Foreign aid will not return to 0.7pc target in next five years, warns Hunt

Jeremy Hunt, the Chancellor, answers questions from the Commons Treasury select committee
Jeremy Hunt, the Chancellor, answers questions from the Commons Treasury select committee - UK Parliament/PA

The Conservatives’ 0.7 per cent spending target on foreign aid will not return in the next five years because of economic pressures, Jeremy Hunt said on Wednesday.

Asked during a parliamentary committee hearing whether the past flagship target would be readopted in the next half-decade, the Chancellor said: “I don’t think the fiscal position makes it possible to do that.”

Mr Hunt told the Commons Treasury select committee: “I would say this – we are very committed to do that when it is affordable to do so.

“I fully share your judgment that the aid we do as a country is a very big statement of our values, makes a very massive difference all around the world, and absolutely I am committed to returning to 0.7 per cent when it is affordable to do so.”

Asked about the prospect of doing it at some point in the next five years, Mr Hunt said: “I don’t believe it is possible to budget for that in the figures, no.”

The comments effectively confirm that the Government has no near-term plans to increase overseas development aid spending to the level championed by Lord Cameron, now the Foreign Secretary.

During his Tory leadership, he put the promise to spend 0.7 per cent of GDP on aid at the heart of his modernisation project for the party.

The target was then written into law, but Rishi Sunak, then the chancellor, changed that position  during the pandemic, reducing aid spending to 0.5 per cent of GDP.

Officially, the Government remains committed to returning to 0.7 per cent, but only when the public finances improve. No timeline has been put on when that will happen.

Labour sources reiterated their position on Wednesday, which matches the Tories’ stance that they want to get back to 0.7 per cent when financial circumstances allow.

Both publicly and privately, Labour figures have also declined to put a timing on reinstating the target, not promising to do so either in their first year or their entire first Parliament in power.
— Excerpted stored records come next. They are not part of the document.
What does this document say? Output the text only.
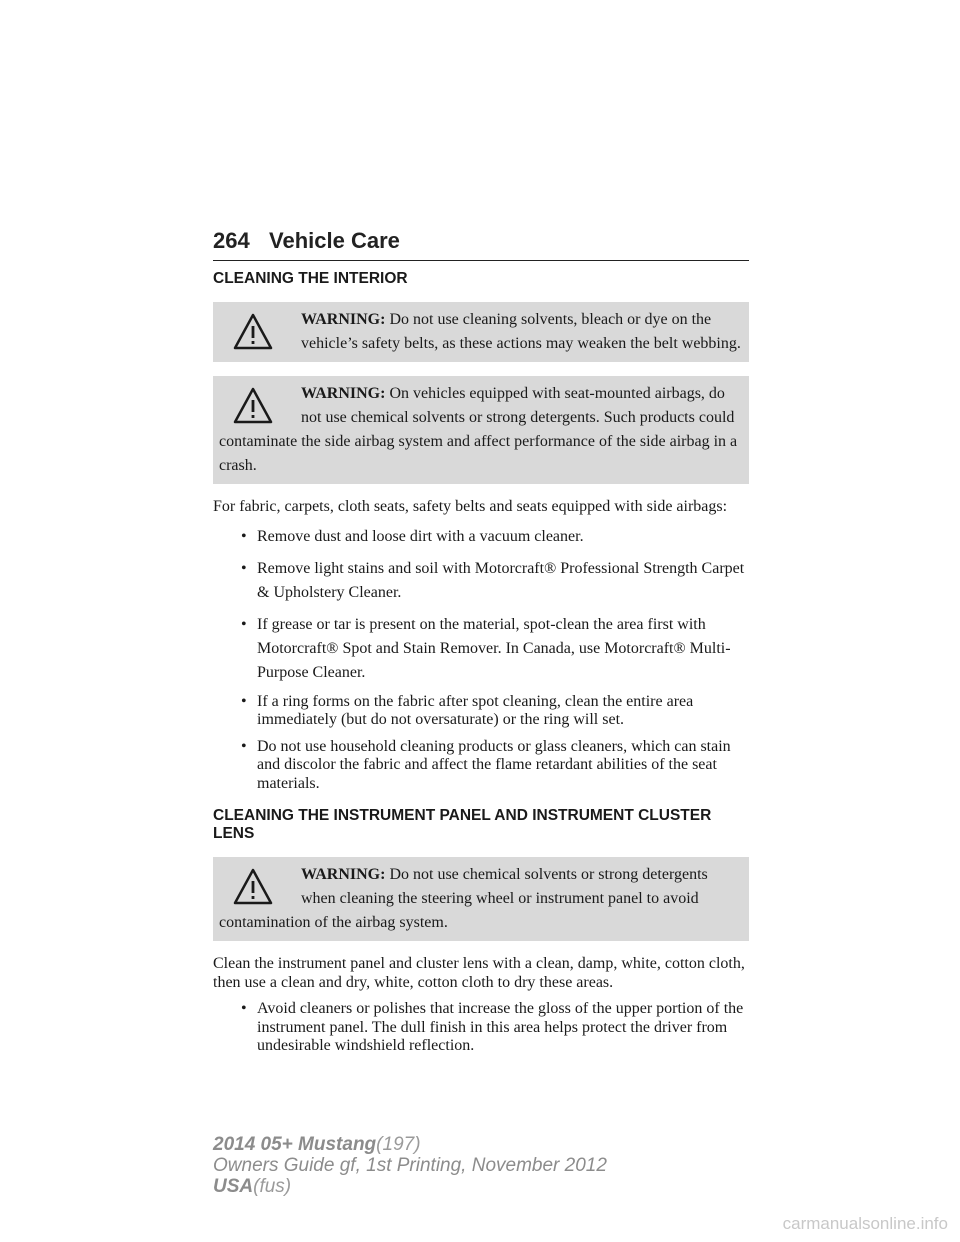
264 Vehicle Care
CLEANING THE INTERIOR
WARNING: Do not use cleaning solvents, bleach or dye on the vehicle’s safety belts, as these actions may weaken the belt webbing.
WARNING: On vehicles equipped with seat-mounted airbags, do not use chemical solvents or strong detergents. Such products could contaminate the side airbag system and affect performance of the side airbag in a crash.

For fabric, carpets, cloth seats, safety belts and seats equipped with side airbags:

• Remove dust and loose dirt with a vacuum cleaner.
• Remove light stains and soil with Motorcraft® Professional Strength Carpet & Upholstery Cleaner.
• If grease or tar is present on the material, spot-clean the area first with Motorcraft® Spot and Stain Remover. In Canada, use Motorcraft® Multi-Purpose Cleaner.
• If a ring forms on the fabric after spot cleaning, clean the entire area immediately (but do not oversaturate) or the ring will set.
• Do not use household cleaning products or glass cleaners, which can stain and discolor the fabric and affect the flame retardant abilities of the seat materials.
CLEANING THE INSTRUMENT PANEL AND INSTRUMENT CLUSTER LENS
WARNING: Do not use chemical solvents or strong detergents when cleaning the steering wheel or instrument panel to avoid contamination of the airbag system.

Clean the instrument panel and cluster lens with a clean, damp, white, cotton cloth, then use a clean and dry, white, cotton cloth to dry these areas.

• Avoid cleaners or polishes that increase the gloss of the upper portion of the instrument panel. The dull finish in this area helps protect the driver from undesirable windshield reflection.
2014 05+ Mustang(197)
Owners Guide gf, 1st Printing, November 2012
USA(fus)
carmanualsonline.info
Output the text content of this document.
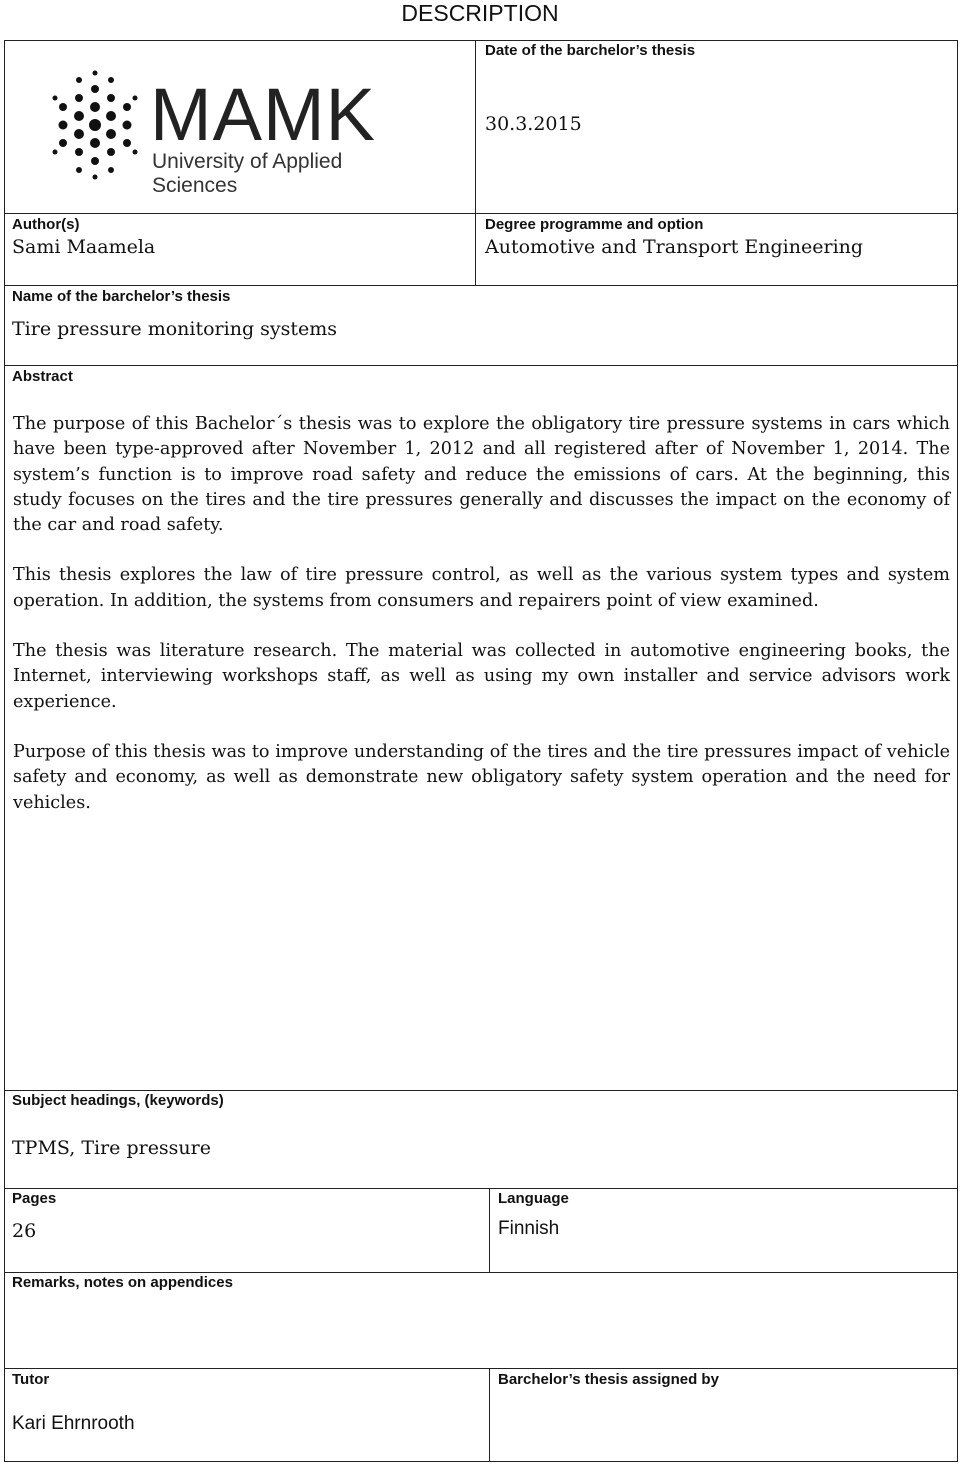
DESCRIPTION
MAMK
University of Applied Sciences
Date of the barchelor’s thesis
30.3.2015
Author(s)
Sami Maamela
Degree programme and option
Automotive and Transport Engineering
Name of the barchelor’s thesis
Tire pressure monitoring systems
Abstract

The purpose of this Bachelor´s thesis was to explore the obligatory tire pressure systems in cars which have been type-approved after November 1, 2012 and all registered after of November 1, 2014. The system’s function is to improve road safety and reduce the emissions of cars. At the beginning, this study focuses on the tires and the tire pressures generally and discusses the impact on the economy of the car and road safety.

This thesis explores the law of tire pressure control, as well as the various system types and system operation. In addition, the systems from consumers and repairers point of view examined.

The thesis was literature research. The material was collected in automotive engineering books, the Internet, interviewing workshops staff, as well as using my own installer and service advisors work experience.

Purpose of this thesis was to improve understanding of the tires and the tire pressures impact of vehicle safety and economy, as well as demonstrate new obligatory safety system operation and the need for vehicles.

Subject headings, (keywords)
TPMS, Tire pressure
Pages
26
Language
Finnish
Remarks, notes on appendices
Tutor
Kari Ehrnrooth
Barchelor’s thesis assigned by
It means the target, locked into law for years, could not return for much of this decade, whoever wins the next general election.

Meanwhile, Mr Hunt has told businesses to hire locals instead of migrants to boost the economy and bring down net migration.

The Chancellor said “immigration is too high”, telling MPs: “It is wrong for businesses to be filling their vacancies with people from overseas when we have got people here at home who are not working, who would be better off if they were working.

“There is a big transition that we need to make so that we are increasing the employment rate in the economy of people who are here, and reducing the six million adults of working age who are not in work.

“There are lots of things we need to do to make that happen, but they are all linked to the ability to bring down migration to sustainable levels without damaging the economy.”